Trotz seiner vielseitigen Persönlichkeit wurde Martin Luther immer wieder in Anlehnung an das von Lucas Cranach (1472-1553) gemalte Porträt von 1528 mit schwarzem Talar, Barett und strengem Gesichtsausdruck dargestellt, obwohl Luther selbst geäußert hatte, er wolle mit einem Schwan porträtiert werden, und zwar in Anlehnung an eine Prophezeiung, die der damals in Konstanz gefangene böhmische Reformator Jan Hus (um 1370-1415) Ende 1414 geäußert hatte. Man werde im Gefängnis eine Gans braten – denn Hus heißt auf Deutsch Gans -, aber nach hundert Jahren werde man einen Schwan singen hören. In einer Glosse von 1531 bezog Luther diese Aussage von Hus auf seine eigene Person. So entstand die Bildtradition von Luther und dem Schwan. Ein erstes Motiv dieser Art stammt aus dem Jahr 1603 von Jacob Jacobs und hängt in der Hamburger Hauptkirche St. Petri. Ein weiteres Beispiel aus der Evangelischen Landeskirche in Württemberg ist das 1698 von Georg Friedrich List geschaffene Wandbild in der Pfarrkirche St. Jodokus in Strümpfelbach im Kirchenbezirk Waiblingen. Wie in Hamburg steht auch in Strümpfelbach Martin Luther im schwarzen Talar im Mittelpunkt des Bildes. In Strümpfelbach hält er die aufgeschlagene Bibel in den Händen, während über ihm ein Engel mit Buch und Ring schwebt. Der Engel symbolisiert den himmlischen Schutz der Bibel und der neuen Lehre, mit der Martin Luther durch den Ring eng verbunden ist. Links von Luther steht eine Säule auf einem Sockel mit dem Christusmonogramm als Symbol für den rechten Glauben an Jesus Christus und die Standhaftigkeit Martin Luthers. Rechts von Luther steht ein Schwan mit weit geöffnetem Schnabel, der sich der Person Luthers zuwendet, als Symbol für die Fortdauer der Reformation.

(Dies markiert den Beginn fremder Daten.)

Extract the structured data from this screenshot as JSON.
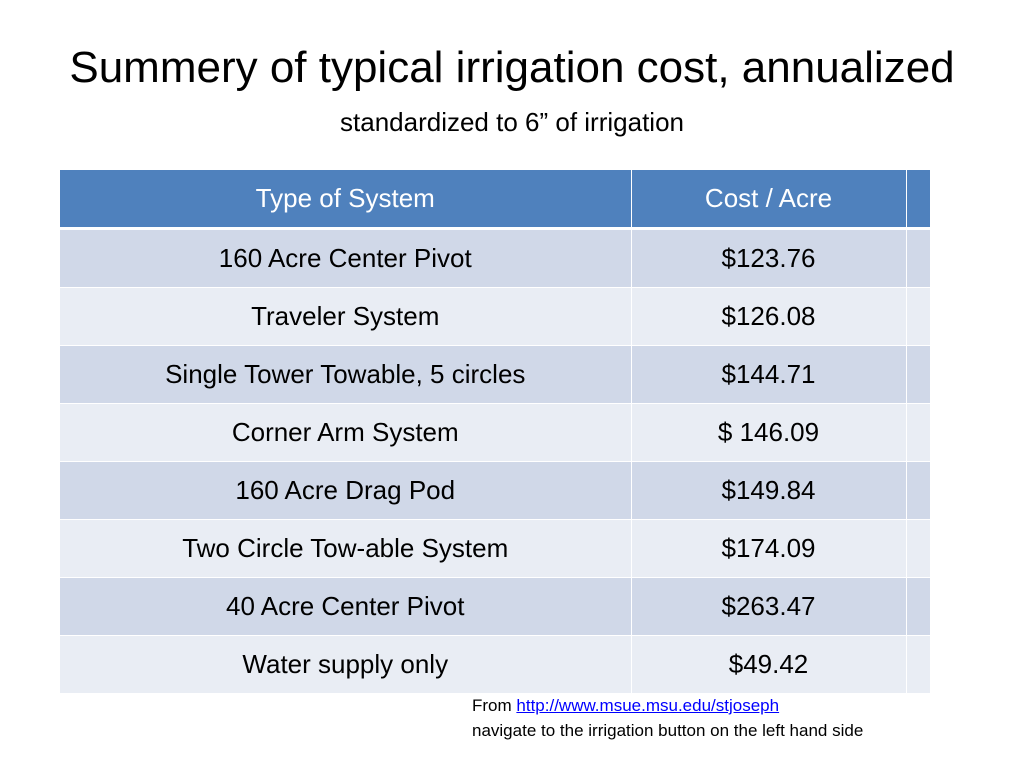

Gesteigert wird das auf Pfarrer Magister Georg Ludwig Schmidlin fußende Bildprogramm, dessen Anfangsbuchstaben auf dem Sockel unter der Säule zu finden sind, durch die Inschrift auf dem Postament der Säule, in der es folgendermaßen heißt: “Der Engel schwebt, Lutherus steht, was Er gelehret,// das bleibet ewiglich. Stoppeln und hew verzehret// das Feuer. Der Schwan singt. Ein Schaar, die mild, Fürbild// und Gegenbild heiligt, als Christi Ehrenschild”.
Das Wandbild Martin Luthers mit dem Schwan in der Pfarrkirche St. Jodokus in Strümpfelbach zeigt also in besonderer Weise die Aktualität Martin Luthers als Fürsprecher der Reformation, als jemanden, der für seinen Glauben einsteht und für diesen kämpft. Gerade in der heutigen Zeit, geprägt von kriegerischen Auseinandersetzungen in der ganzen Welt, ist ein deutliches Zeichen für das Eintreten für das Wort Gottes, für die Würde des Menschen und die Menschlichkeit wichtiger denn je.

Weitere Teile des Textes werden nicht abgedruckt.